La tentazione sarebbe citare il passo – notissimo – del romanzo “Il Gattopardo”: perché tutto rimanga com’è, bisogna che tutto cambi. A prima vista, in effetti, la decisione di re Mswati III di modificare il nome del paese che guida, da Swaziland ad eSwatini, può sembrare un capriccio dell’ultimo monarca assoluto d’Africa: entrambi i nomi significano, in lingue diverse, ‘terra degli Swazi’.

Per quanto arrivata a 50 anni dall’indipendenza, però, la scelta non è unica: ricalca quella di altri Stati del continente al momento di lasciarsi alle spalle il colonialismo. Dal Nyasaland diventato Malawi alla Costa d’Oro, che – non senza una forzatura geografica – riportò in vita il nome dell’antico impero del Ghana. Esempio, quest’ultimo, che dimostra quanto sia diffusa in Africa la consapevolezza del valore politico – e non semplicemente simbolico – del linguaggio.

Politica è stata la scelta del Fronte Polisario e della Repubblica Araba Sahrawi Democratica (che siede all’Unione Africana ma non è riconosciuta dall’Onu), al momento di reclamare la sovranità sull’ex Sahara spagnolo contro il Marocco.
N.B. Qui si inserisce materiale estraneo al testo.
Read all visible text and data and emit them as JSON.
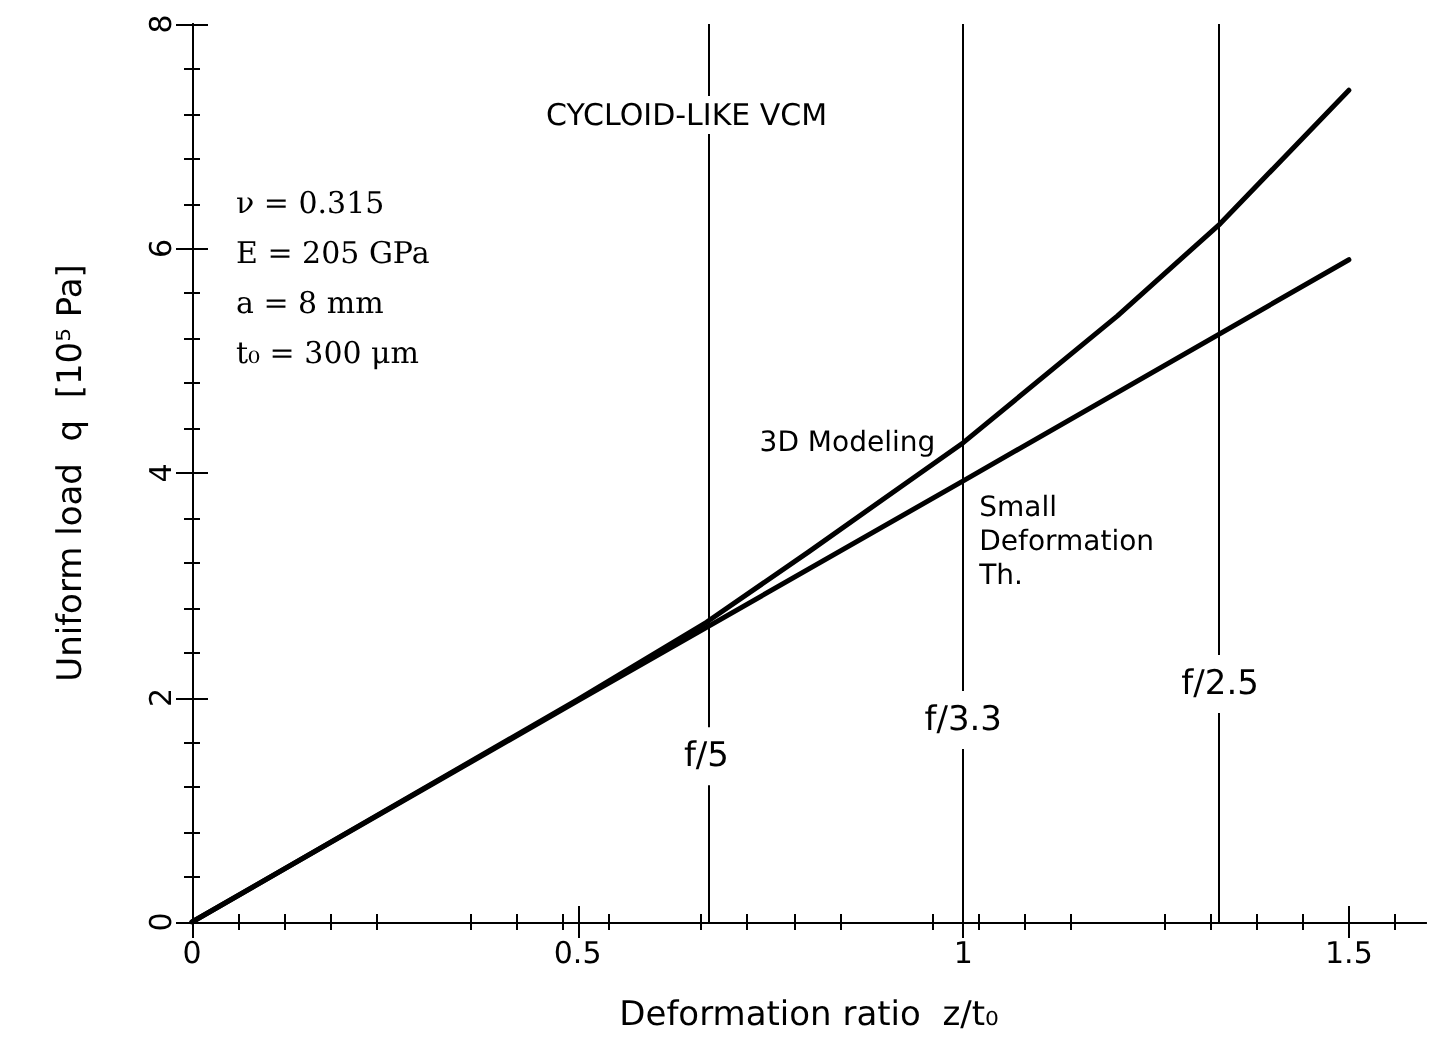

Per prendere le distanze da Rabat decisero di affiancare all’arabo lo spagnolo – e non il francese – come idioma ufficiale.

Più concrete ancora le conseguenze della decisione del governo rwandese guidato dal Fronte Patriottico di passare dal francese all’inglese. Oltre a sottolineare il contrasto con Parigi, accusata di complicità nel genocidio del 1994, la mossa ha aiutato le autorità di Kigali a consolidare rapporti con altre nazioni e istituzioni anglofone, non solo a livello continentale.
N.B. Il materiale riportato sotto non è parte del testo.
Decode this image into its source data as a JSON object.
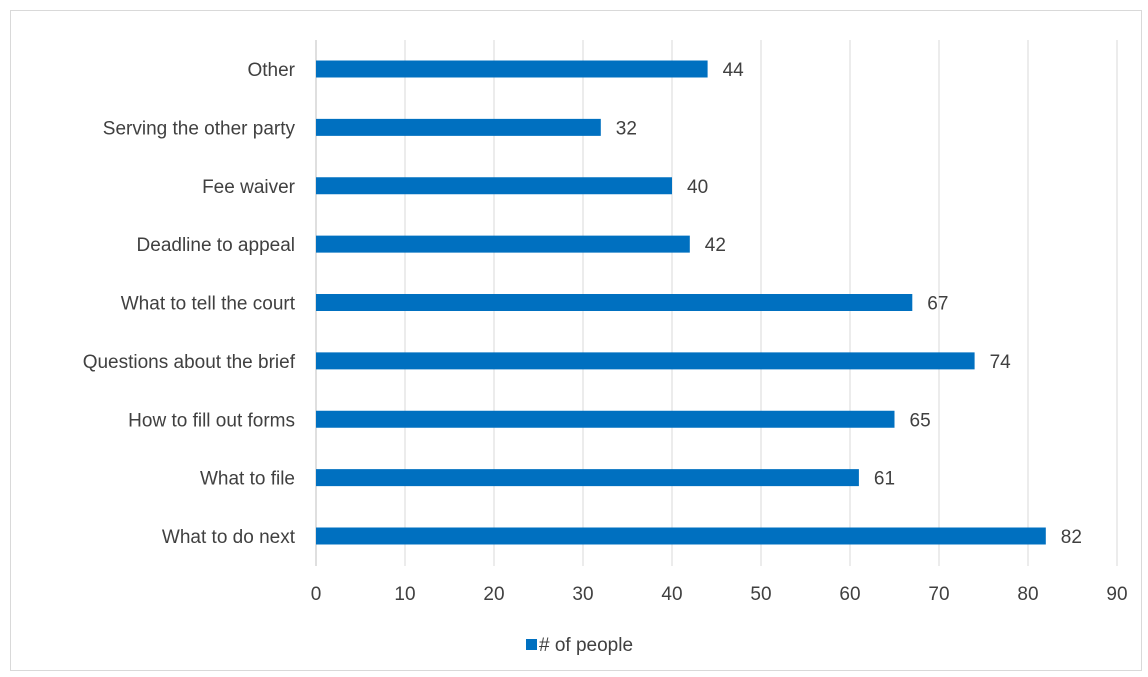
{
  "chart_data": {
    "type": "bar",
    "orientation": "horizontal",
    "categories": [
      "Other",
      "Serving the other party",
      "Fee waiver",
      "Deadline to appeal",
      "What to tell the court",
      "Questions about the brief",
      "How to fill out forms",
      "What to file",
      "What to do next"
    ],
    "series": [
      {
        "name": "# of people",
        "values": [
          44,
          32,
          40,
          42,
          67,
          74,
          65,
          61,
          82
        ],
        "color": "#0070c0"
      }
    ],
    "xlim": [
      0,
      90
    ],
    "xticks": [
      0,
      10,
      20,
      30,
      40,
      50,
      60,
      70,
      80,
      90
    ],
    "grid": "vertical",
    "legend_position": "bottom",
    "data_labels": true
  }
}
E considerazioni strategiche – più che i deboli e datati legami culturali – hanno certamente giocato un ruolo anche nel tentativo (riuscito) della Guinea Equatoriale, ex colonia spagnola circondata da Stati prevalentemente francofoni, di farsi ammettere – era il 2014 – nella Cplp, la comunità dei paesi di lingua portoghese. Con ovvi benefici d’immagine e relazioni diplomatiche per la piccola nazione petrolifera, costantemente sotto accusa in materia di diritti umani e corruzione. E nel campo della “diplomazia linguistica” il paese guidato da Teodoro Obiang Nguema è certamente in buona compagnia: tra i casi più evidenti in Africa c’è – poco sorprendentemente – la Cina.
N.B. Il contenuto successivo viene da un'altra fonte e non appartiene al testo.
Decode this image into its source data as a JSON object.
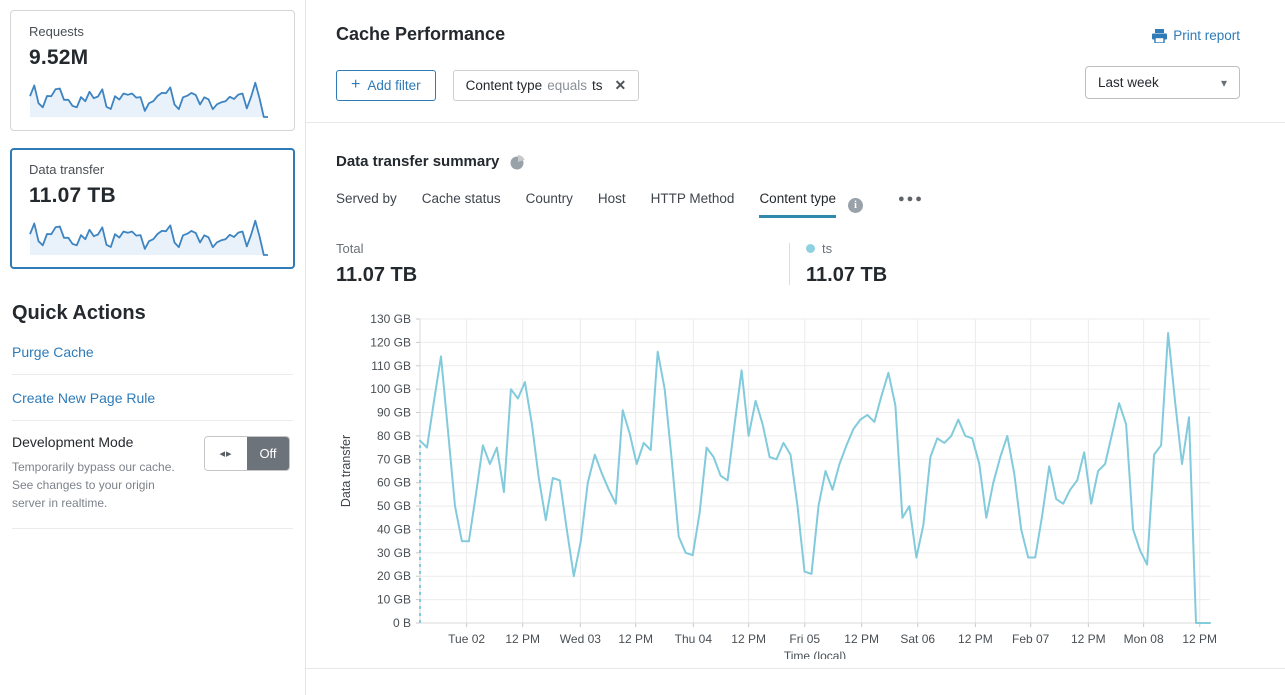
{
  "sidebar": {
    "cards": [
      {
        "label": "Requests",
        "value": "9.52M",
        "selected": false,
        "sparkline": [
          75,
          114,
          50,
          35,
          76,
          75,
          100,
          103,
          62,
          62,
          40,
          35,
          72,
          57,
          91,
          68,
          74,
          100,
          37,
          29,
          75,
          63,
          85,
          80,
          85,
          70,
          72,
          22,
          50,
          57,
          76,
          87,
          86,
          107,
          45,
          28,
          71,
          77,
          87,
          79,
          45,
          71,
          64,
          28,
          46,
          53,
          57,
          73,
          65,
          81,
          85,
          31,
          72,
          124,
          68,
          0,
          0
        ]
      },
      {
        "label": "Data transfer",
        "value": "11.07 TB",
        "selected": true,
        "sparkline": [
          75,
          114,
          50,
          35,
          76,
          75,
          100,
          103,
          62,
          62,
          40,
          35,
          72,
          57,
          91,
          68,
          74,
          100,
          37,
          29,
          75,
          63,
          85,
          80,
          85,
          70,
          72,
          22,
          50,
          57,
          76,
          87,
          86,
          107,
          45,
          28,
          71,
          77,
          87,
          79,
          45,
          71,
          64,
          28,
          46,
          53,
          57,
          73,
          65,
          81,
          85,
          31,
          72,
          124,
          68,
          0,
          0
        ]
      }
    ],
    "quick_actions": {
      "title": "Quick Actions",
      "links": [
        {
          "label": "Purge Cache"
        },
        {
          "label": "Create New Page Rule"
        }
      ],
      "development_mode": {
        "title": "Development Mode",
        "description": "Temporarily bypass our cache. See changes to your origin server in realtime.",
        "toggle_state": "Off"
      }
    }
  },
  "header": {
    "title": "Cache Performance",
    "print_label": "Print report"
  },
  "filters": {
    "add_label": "Add filter",
    "chips": [
      {
        "field": "Content type",
        "operator": "equals",
        "value": "ts"
      }
    ],
    "time_range": "Last week"
  },
  "summary": {
    "title": "Data transfer summary",
    "tabs": [
      {
        "label": "Served by",
        "active": false
      },
      {
        "label": "Cache status",
        "active": false
      },
      {
        "label": "Country",
        "active": false
      },
      {
        "label": "Host",
        "active": false
      },
      {
        "label": "HTTP Method",
        "active": false
      },
      {
        "label": "Content type",
        "active": true
      }
    ],
    "total_label": "Total",
    "total_value": "11.07 TB",
    "legend": [
      {
        "label": "ts",
        "value": "11.07 TB",
        "color": "#8ed1e0"
      }
    ]
  },
  "chart_data": {
    "type": "line",
    "title": "Data transfer summary",
    "xlabel": "Time (local)",
    "ylabel": "Data transfer",
    "unit": "GB",
    "ylim": [
      0,
      130
    ],
    "grid": true,
    "leading_dashed_drop": true,
    "y_ticks": [
      {
        "value": 0,
        "label": "0 B"
      },
      {
        "value": 10,
        "label": "10 GB"
      },
      {
        "value": 20,
        "label": "20 GB"
      },
      {
        "value": 30,
        "label": "30 GB"
      },
      {
        "value": 40,
        "label": "40 GB"
      },
      {
        "value": 50,
        "label": "50 GB"
      },
      {
        "value": 60,
        "label": "60 GB"
      },
      {
        "value": 70,
        "label": "70 GB"
      },
      {
        "value": 80,
        "label": "80 GB"
      },
      {
        "value": 90,
        "label": "90 GB"
      },
      {
        "value": 100,
        "label": "100 GB"
      },
      {
        "value": 110,
        "label": "110 GB"
      },
      {
        "value": 120,
        "label": "120 GB"
      },
      {
        "value": 130,
        "label": "130 GB"
      }
    ],
    "x_ticks": [
      {
        "label": "Tue 02",
        "f": 0.059
      },
      {
        "label": "12 PM",
        "f": 0.13
      },
      {
        "label": "Wed 03",
        "f": 0.203
      },
      {
        "label": "12 PM",
        "f": 0.273
      },
      {
        "label": "Thu 04",
        "f": 0.346
      },
      {
        "label": "12 PM",
        "f": 0.416
      },
      {
        "label": "Fri 05",
        "f": 0.487
      },
      {
        "label": "12 PM",
        "f": 0.559
      },
      {
        "label": "Sat 06",
        "f": 0.63
      },
      {
        "label": "12 PM",
        "f": 0.703
      },
      {
        "label": "Feb 07",
        "f": 0.773
      },
      {
        "label": "12 PM",
        "f": 0.846
      },
      {
        "label": "Mon 08",
        "f": 0.916
      },
      {
        "label": "12 PM",
        "f": 0.987
      }
    ],
    "series": [
      {
        "name": "ts",
        "color": "#82cbdc",
        "values": [
          78,
          75,
          95,
          114,
          82,
          50,
          35,
          35,
          55,
          76,
          68,
          75,
          56,
          100,
          96,
          103,
          85,
          62,
          44,
          62,
          61,
          40,
          20,
          35,
          60,
          72,
          64,
          57,
          51,
          91,
          81,
          68,
          77,
          74,
          116,
          100,
          70,
          37,
          30,
          29,
          47,
          75,
          71,
          63,
          61,
          85,
          108,
          80,
          95,
          85,
          71,
          70,
          77,
          72,
          50,
          22,
          21,
          50,
          65,
          57,
          68,
          76,
          83,
          87,
          89,
          86,
          97,
          107,
          93,
          45,
          50,
          28,
          42,
          71,
          79,
          77,
          80,
          87,
          80,
          79,
          68,
          45,
          60,
          71,
          80,
          64,
          40,
          28,
          28,
          46,
          67,
          53,
          51,
          57,
          61,
          73,
          51,
          65,
          68,
          81,
          94,
          85,
          40,
          31,
          25,
          72,
          76,
          124,
          95,
          68,
          88,
          0,
          0,
          0
        ]
      }
    ]
  },
  "colors": {
    "accent": "#2e7bb8",
    "chart_line": "#82cbdc",
    "spark_stroke": "#3e84c1",
    "spark_fill": "#e9f2fa",
    "grid": "#ececec",
    "axis": "#d9d9d9",
    "toggle_off_bg": "#6d737a"
  }
}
Nel continente sono ormai una quarantina gli istituti Confucio per la promozione della lingua e della cultura cinese e i corsi di mandarino si moltiplicano nelle scuole di ogni grado in molti paesi. Contribuendo, tra l’altro, a diffondere un’immagine quotidiana e rassicurante della superpotenza asiatica. E l’immagine potrebbe essere – per tornare all’inizio – anche l’obiettivo della mossa di re Mswati riguardo eSwatini. Una variazione di nome nella miglior tradizione del rebranding commerciale: cambiare l’identità di un prodotto per rilanciarlo tra il pubblico. Quel che resta da vedere, è se funzionerà.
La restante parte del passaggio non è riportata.